Embora o Serviço Médico à Periferia (1975-1983) já tivesse inaugurado a dedicação exclusiva, esse implícito «acordo» com o poder, de trabalhar pouco (só de manhã) e ganhar pouco (do Estado), manteve-se dominante nos primeiros anos do SNS, sendo ainda hoje invocado por um discurso populista e hipócrita, responsabilizador dos profissionais afastados da participação democrática na gestão, e que apenas têm procurado adaptar-se, melhor ou pior, ao (mau) enquadramento que a tutela estimula e define, levando-os à dispersão e à saída.

«Bastava não ter acabado [...] com a concessão do regime de dedicação exclusiva […] e garantir cada vez mais uma remuneração justa e digna, correspondente à diferenciação técnico-científica atingida, condições favoráveis e estimulantes ao desenvolvimento e realização profissionais, possibilidade de aperfeiçoamento e de formação contínuas com progressão nas carreiras, respeitando o trabalho em equipa e multidisciplinar e o estatuto reconhecido pelos pares, assegurando a participação activa e democrática nas decisões e órgãos que lhes dizem respeito, assegurando a valorização, a estabilidade e a segurança no futuro»

A livre opção por um regime de tempo prolongado e exclusividade, aberta no inicio dos anos 90 (que contou com uma adesão que apanhou de surpresa o governo e a própria comunidade médica), veio possibilitar um novo tipo de trabalho, onde fixação e permanência nos serviços permitia maior motivação, empenho e planeamento estratégico, reflectindo-se positivamente nas relações interpessoais e interdisciplinares e no avanço e alcance de ambiciosos objectivos. E o SNS, tendo já alargado a carreira aos cuidados primários e à saúde pública, deu um pulo chegando, em 2001, ao 12º lugar no ranking da Organização Mundial de Saúde, o seu melhor posicionamento de sempre.

Por estas e outras razões, ao procurar como outro exemplo o do Centro do Prof. Manuel Antunes, cuja experiência profissional, remuneração, estatuto e influência social e política, pouco têm a ver com o da «tropa normal» que construiu o SNS (mesmo quando igualmente competente e diferenciada), a ministra cometeu outro lapso.

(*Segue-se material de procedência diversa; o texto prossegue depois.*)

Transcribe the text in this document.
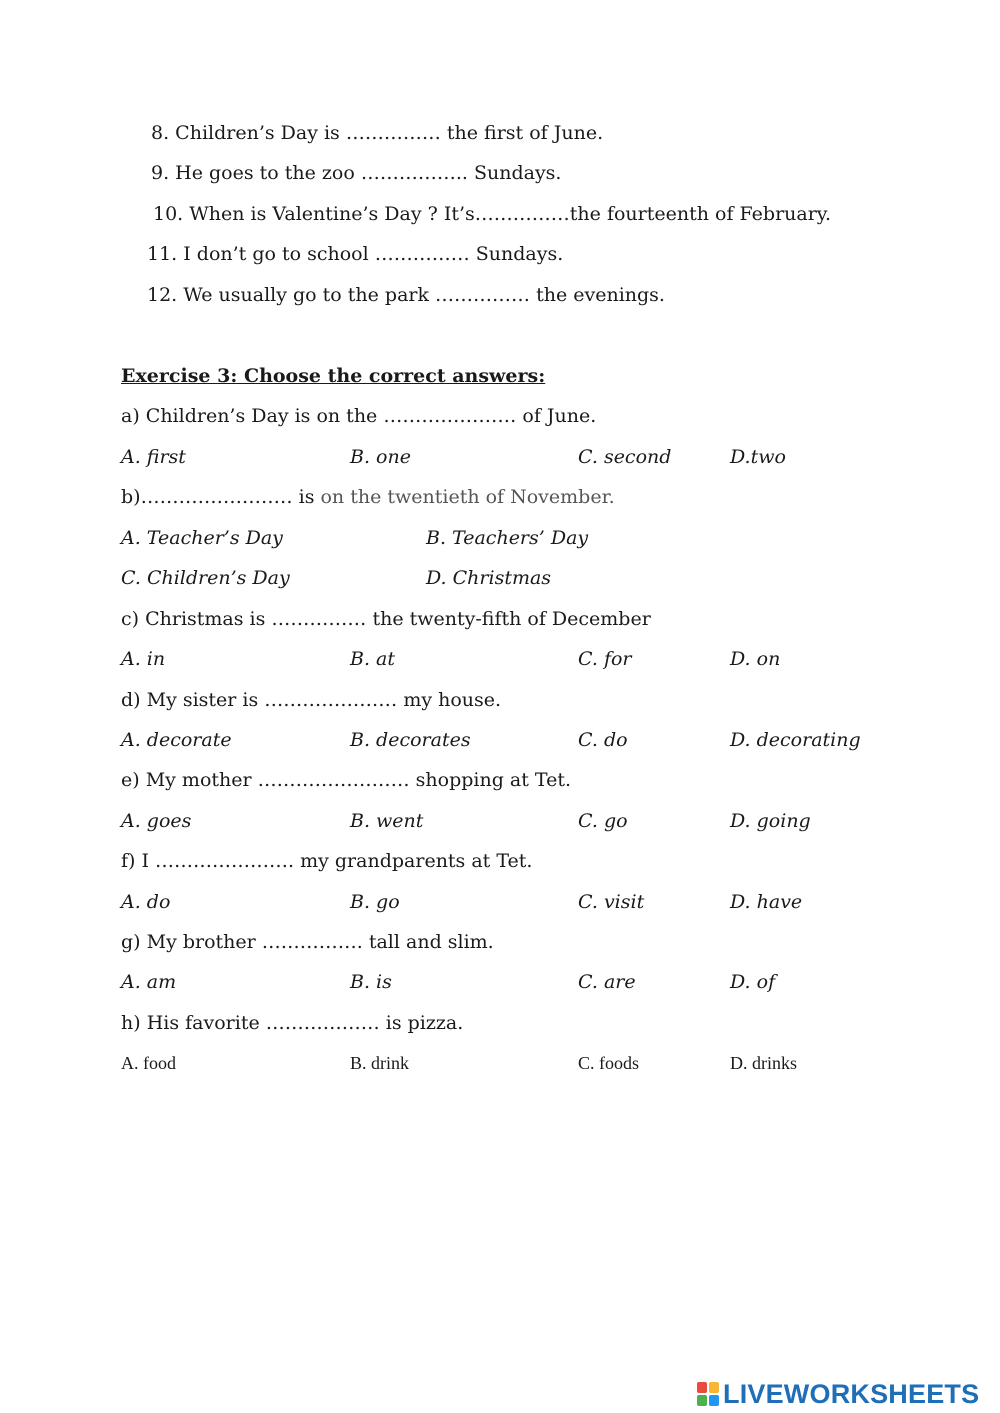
8. Children’s Day is …………… the first of June.
9. He goes to the zoo …………….. Sundays.
10. When is Valentine’s Day ? It’s……………the fourteenth of February.
11. I don’t go to school …………… Sundays.
12. We usually go to the park …………… the evenings.
Exercise 3: Choose the correct answers:
a) Children’s Day is on the ………………… of June.
A. first	B. one	C. second	D.two
b)…………………… is on the twentieth of November.
A. Teacher’s Day	B. Teachers’ Day
C. Children’s Day	D. Christmas
c) Christmas is …………… the twenty-fifth of December
A. in	B. at	C. for	D. on
d) My sister is ………………… my house.
A. decorate	B. decorates	C. do	D. decorating
e) My mother …………………… shopping at Tet.
A. goes	B. went	C. go	D. going
f) I …………………. my grandparents at Tet.
A. do	B. go	C. visit	D. have
g) My brother ……………. tall and slim.
A. am	B. is	C. are	D. of
h) His favorite ……………… is pizza.
A. food	B. drink	C. foods	D. drinks
LIVEWORKSHEETS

Encontraria em Coimbra e na instituição que administrou (como em outras unidades e serviços do país) casos bem mais representativos do impulso colectivo proporcionado pela dedicação exclusiva, como o do Hospital Pediátrico de Coimbra que chegou a ter, nesse regime, mais de 90% do seu corpo clínico (incluindo a quase totalidade dos Directores de Serviço), o que rapidamente o guindou para um lugar de referência nas áreas mais complexas e especializadas da patologia infantil.

Para garantir a fixação dos médicos e de outros profissionais ao SNS, não é preciso nenhuma medida coerciva que os «prenda» ao serviço público, menos ainda sob o falso e demagógico pretexto de estarem a «pagar» uma dívida que contraíram para com o Estado, como se já não tivessem, durante os vários anos de internato, fornecido trabalho, exigente, extenuante e mal pago.

Bastava não ter acabado (a partir de 2009) com a concessão do regime de dedicação exclusiva (por decisão política governamental e não porque a Lei de Bases de 90 a tal obrigasse) e garantir cada vez mais uma remuneração justa e digna, correspondente à diferenciação técnico-científica atingida, condições favoráveis e estimulantes ao desenvolvimento e realização profissionais, possibilidade de aperfeiçoamento e de formação contínuas com progressão nas carreiras, respeitando o trabalho em equipa e multidisciplinar e o estatuto reconhecido pelos pares, assegurando a participação activa e democrática nas decisões e órgãos que lhes dizem respeito, assegurando a valorização, a estabilidade e a segurança no futuro.

É isso que não tem acontecido. É também isso que qualquer nova política que queira romper com o sombrio passado dos governos-coveiros do SNS deve querer implementar. Como acontecia, apesar das hesitações e dificuldades, antes dos «aperfeiçoamentos empresariais» que os ministros PS, PSD e CDS dos tempos do «arco do poder» e da troika introduziram e que têm feito debandar do SNS alguns dos seus melhores profissionais.